I gave Till the Clouds Roll By a 5/10. It's worth seeing for the music, and I'd have rated it higher had it been shortened to just the music. It could have got another bump by allocating the entire time to performances -- there was time for over twice as many songs, and there's no problem finding enough good Kern songs to fill the time. Kern wrote well over 1000 songs, and though of course not all are memorable, finding 50 or 100 good ones is easy.
But the choice and arrangements are nearly random. The order in which the songs are presented makes little musical or dramatic sense. They are done by a variety of performers with no consistency. The time after Show Boat is mostly ignored -- hey folks, Kern was actively writing for another 15 years and did his best work from Show Boat on. So even had the movie contained a full three hours of music, the best I could call it would be a haphazard revue with very good performers and memorable songs.
The worst, as others have pointed out, is the story line.
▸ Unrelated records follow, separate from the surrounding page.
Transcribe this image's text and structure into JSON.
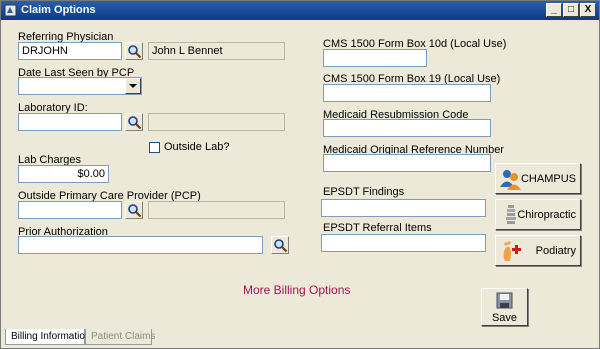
{
  "window": {
    "title": "Claim Options",
    "controls": {
      "minimize": "_",
      "maximize": "□",
      "close": "X"
    }
  },
  "left": {
    "referring_physician": {
      "label": "Referring Physician",
      "value": "DRJOHN",
      "name_display": "John L Bennet"
    },
    "date_last_seen": {
      "label": "Date Last Seen by PCP",
      "value": ""
    },
    "laboratory_id": {
      "label": "Laboratory ID:",
      "value": "",
      "description": ""
    },
    "outside_lab": {
      "label": "Outside Lab?",
      "checked": false
    },
    "lab_charges": {
      "label": "Lab Charges",
      "value": "$0.00"
    },
    "outside_pcp": {
      "label": "Outside Primary Care Provider (PCP)",
      "value": "",
      "description": ""
    },
    "prior_authorization": {
      "label": "Prior Authorization",
      "value": ""
    }
  },
  "right": {
    "cms_box_10d": {
      "label": "CMS 1500 Form Box 10d (Local Use)",
      "value": ""
    },
    "cms_box_19": {
      "label": "CMS 1500 Form Box 19 (Local Use)",
      "value": ""
    },
    "medicaid_resubmission": {
      "label": "Medicaid Resubmission Code",
      "value": ""
    },
    "medicaid_original_ref": {
      "label": "Medicaid Original Reference Number",
      "value": ""
    },
    "epsdt_findings": {
      "label": "EPSDT Findings",
      "value": ""
    },
    "epsdt_referral": {
      "label": "EPSDT Referral Items",
      "value": ""
    }
  },
  "side_buttons": {
    "champus": {
      "label": "CHAMPUS",
      "icon": "people-icon"
    },
    "chiropractic": {
      "label": "Chiropractic",
      "icon": "spine-icon"
    },
    "podiatry": {
      "label": "Podiatry",
      "icon": "foot-icon"
    }
  },
  "more_billing_options": "More Billing Options",
  "save": {
    "label": "Save",
    "icon": "floppy-disk-icon"
  },
  "tabs": [
    {
      "label": "Billing Information",
      "active": true
    },
    {
      "label": "Patient Claims",
      "active": false
    }
  ],
  "colors": {
    "title_bar": "#0b3a8a",
    "background": "#ece9d8",
    "more_link": "#a0175a"
  }
}
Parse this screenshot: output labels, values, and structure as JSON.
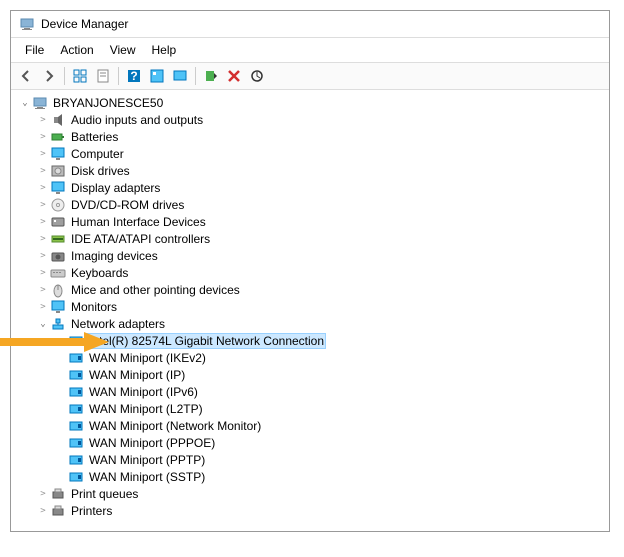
{
  "window": {
    "title": "Device Manager"
  },
  "menubar": {
    "items": [
      "File",
      "Action",
      "View",
      "Help"
    ]
  },
  "toolbar": {
    "buttons": [
      {
        "name": "back-icon"
      },
      {
        "name": "forward-icon"
      },
      {
        "sep": true
      },
      {
        "name": "show-hidden-icon"
      },
      {
        "name": "properties-icon"
      },
      {
        "sep": true
      },
      {
        "name": "help-icon"
      },
      {
        "name": "refresh-icon"
      },
      {
        "name": "view-icon"
      },
      {
        "sep": true
      },
      {
        "name": "update-driver-icon"
      },
      {
        "name": "disable-icon"
      },
      {
        "name": "scan-icon"
      }
    ]
  },
  "tree": {
    "root": {
      "label": "BRYANJONESCE50",
      "icon": "computer",
      "expanded": true,
      "children": [
        {
          "label": "Audio inputs and outputs",
          "icon": "audio",
          "hasChildren": true
        },
        {
          "label": "Batteries",
          "icon": "battery",
          "hasChildren": true
        },
        {
          "label": "Computer",
          "icon": "monitor",
          "hasChildren": true
        },
        {
          "label": "Disk drives",
          "icon": "disk",
          "hasChildren": true
        },
        {
          "label": "Display adapters",
          "icon": "monitor",
          "hasChildren": true
        },
        {
          "label": "DVD/CD-ROM drives",
          "icon": "cd",
          "hasChildren": true
        },
        {
          "label": "Human Interface Devices",
          "icon": "hid",
          "hasChildren": true
        },
        {
          "label": "IDE ATA/ATAPI controllers",
          "icon": "ide",
          "hasChildren": true
        },
        {
          "label": "Imaging devices",
          "icon": "camera",
          "hasChildren": true
        },
        {
          "label": "Keyboards",
          "icon": "keyboard",
          "hasChildren": true
        },
        {
          "label": "Mice and other pointing devices",
          "icon": "mouse",
          "hasChildren": true
        },
        {
          "label": "Monitors",
          "icon": "monitor",
          "hasChildren": true
        },
        {
          "label": "Network adapters",
          "icon": "network",
          "hasChildren": true,
          "expanded": true,
          "children": [
            {
              "label": "Intel(R) 82574L Gigabit Network Connection",
              "icon": "nic",
              "selected": true,
              "highlight": true
            },
            {
              "label": "WAN Miniport (IKEv2)",
              "icon": "nic"
            },
            {
              "label": "WAN Miniport (IP)",
              "icon": "nic"
            },
            {
              "label": "WAN Miniport (IPv6)",
              "icon": "nic"
            },
            {
              "label": "WAN Miniport (L2TP)",
              "icon": "nic"
            },
            {
              "label": "WAN Miniport (Network Monitor)",
              "icon": "nic"
            },
            {
              "label": "WAN Miniport (PPPOE)",
              "icon": "nic"
            },
            {
              "label": "WAN Miniport (PPTP)",
              "icon": "nic"
            },
            {
              "label": "WAN Miniport (SSTP)",
              "icon": "nic"
            }
          ]
        },
        {
          "label": "Print queues",
          "icon": "printer",
          "hasChildren": true
        },
        {
          "label": "Printers",
          "icon": "printer",
          "hasChildren": true
        }
      ]
    }
  },
  "annotation": {
    "arrowColor": "#f5a623"
  }
}
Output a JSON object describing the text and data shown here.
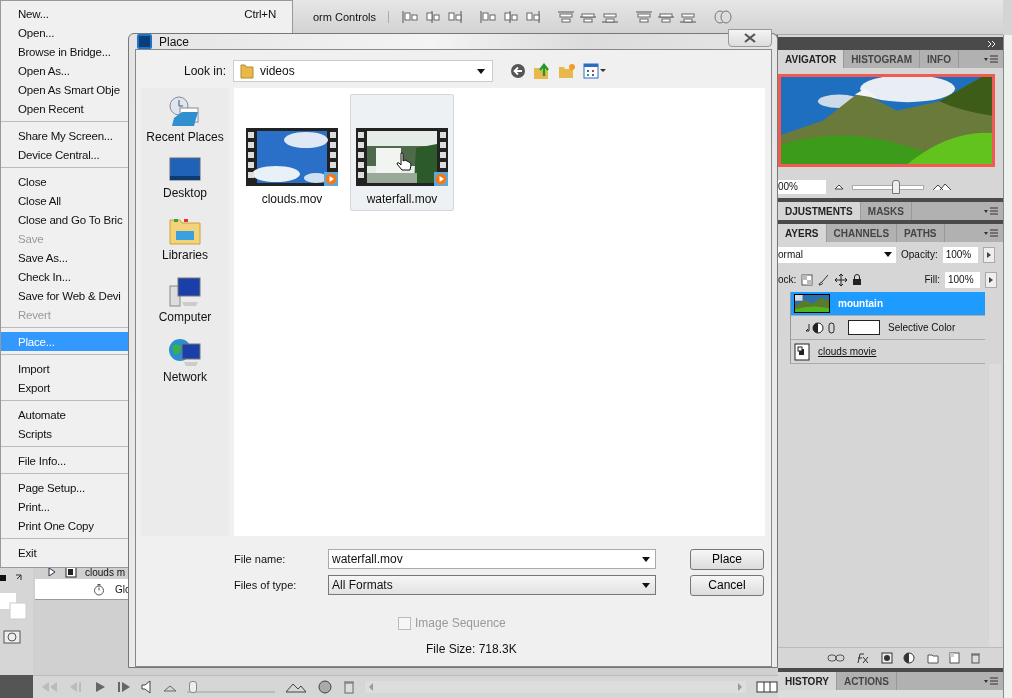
{
  "options_bar": {
    "label": "orm Controls"
  },
  "file_menu": {
    "groups": [
      [
        {
          "label": "New...",
          "shortcut": "Ctrl+N",
          "disabled": false,
          "selected": false
        },
        {
          "label": "Open...",
          "disabled": false,
          "selected": false
        },
        {
          "label": "Browse in Bridge...",
          "disabled": false,
          "selected": false
        },
        {
          "label": "Open As...",
          "disabled": false,
          "selected": false
        },
        {
          "label": "Open As Smart Obje",
          "disabled": false,
          "selected": false
        },
        {
          "label": "Open Recent",
          "disabled": false,
          "selected": false
        }
      ],
      [
        {
          "label": "Share My Screen...",
          "disabled": false,
          "selected": false
        },
        {
          "label": "Device Central...",
          "disabled": false,
          "selected": false
        }
      ],
      [
        {
          "label": "Close",
          "disabled": false,
          "selected": false
        },
        {
          "label": "Close All",
          "disabled": false,
          "selected": false
        },
        {
          "label": "Close and Go To Bric",
          "disabled": false,
          "selected": false
        },
        {
          "label": "Save",
          "disabled": true,
          "selected": false
        },
        {
          "label": "Save As...",
          "disabled": false,
          "selected": false
        },
        {
          "label": "Check In...",
          "disabled": false,
          "selected": false
        },
        {
          "label": "Save for Web & Devi",
          "disabled": false,
          "selected": false
        },
        {
          "label": "Revert",
          "disabled": true,
          "selected": false
        }
      ],
      [
        {
          "label": "Place...",
          "disabled": false,
          "selected": true
        }
      ],
      [
        {
          "label": "Import",
          "disabled": false,
          "selected": false
        },
        {
          "label": "Export",
          "disabled": false,
          "selected": false
        }
      ],
      [
        {
          "label": "Automate",
          "disabled": false,
          "selected": false
        },
        {
          "label": "Scripts",
          "disabled": false,
          "selected": false
        }
      ],
      [
        {
          "label": "File Info...",
          "disabled": false,
          "selected": false
        }
      ],
      [
        {
          "label": "Page Setup...",
          "disabled": false,
          "selected": false
        },
        {
          "label": "Print...",
          "disabled": false,
          "selected": false
        },
        {
          "label": "Print One Copy",
          "disabled": false,
          "selected": false
        }
      ],
      [
        {
          "label": "Exit",
          "disabled": false,
          "selected": false
        }
      ]
    ]
  },
  "dialog": {
    "title": "Place",
    "look_in_label": "Look in:",
    "look_in": "videos",
    "places": [
      {
        "label": "Recent Places",
        "kind": "recent"
      },
      {
        "label": "Desktop",
        "kind": "desktop"
      },
      {
        "label": "Libraries",
        "kind": "libraries"
      },
      {
        "label": "Computer",
        "kind": "computer"
      },
      {
        "label": "Network",
        "kind": "network"
      }
    ],
    "files": [
      {
        "name": "clouds.mov",
        "kind": "clouds",
        "selected": false
      },
      {
        "name": "waterfall.mov",
        "kind": "waterfall",
        "selected": true
      }
    ],
    "file_name_label": "File name:",
    "file_name": "waterfall.mov",
    "file_type_label": "Files of type:",
    "file_type": "All Formats",
    "buttons": [
      {
        "label": "Place"
      },
      {
        "label": "Cancel"
      }
    ],
    "image_sequence": {
      "label": "Image Sequence",
      "checked": false,
      "disabled": true
    },
    "file_size": "File Size: 718.3K"
  },
  "navigator": {
    "tabs": [
      {
        "label": "AVIGATOR",
        "selected": true
      },
      {
        "label": "HISTOGRAM",
        "selected": false
      },
      {
        "label": "INFO",
        "selected": false
      }
    ],
    "zoom": "00%",
    "level": 0.6
  },
  "adjustments": {
    "tabs": [
      {
        "label": "DJUSTMENTS",
        "selected": true
      },
      {
        "label": "MASKS",
        "selected": false
      }
    ]
  },
  "layers_panel": {
    "tabs": [
      {
        "label": "AYERS",
        "selected": true
      },
      {
        "label": "CHANNELS",
        "selected": false
      },
      {
        "label": "PATHS",
        "selected": false
      }
    ],
    "blend_mode": "ormal",
    "opacity_label": "Opacity:",
    "opacity": "100%",
    "lock_label": "ock:",
    "fill_label": "Fill:",
    "fill": "100%",
    "layers": [
      {
        "name": "mountain",
        "kind": "pixel",
        "selected": true
      },
      {
        "name": "Selective Color",
        "kind": "adjustment",
        "selected": false
      },
      {
        "name": "clouds movie",
        "kind": "smart",
        "selected": false
      }
    ]
  },
  "history": {
    "tabs": [
      {
        "label": "HISTORY",
        "selected": true
      },
      {
        "label": "ACTIONS",
        "selected": false
      }
    ]
  },
  "timeline": {
    "layer": "clouds m",
    "property": "Glo",
    "level": 0.02
  }
}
To make it clear: THIS STORY LINE IS ALMOST ENTIRELY FICTITIOUS. Oh, of course the shows mentioned are accurately described. But I own a biography of Kern, and the name "Hessler" does not appear -- the character of Jim Hessler is totally fictitious. Kern's wife Eva was British, but the circumstances of their meeting do not resemble the movie. It's probably true that Kern just missed sailing on the Lusitania, but for totally different reasons (Frohman planned the trip for both of them, and Kern overslept). Etc etc ad nauseum. Why bother? The movie would have been much improved by letting the music speak for itself.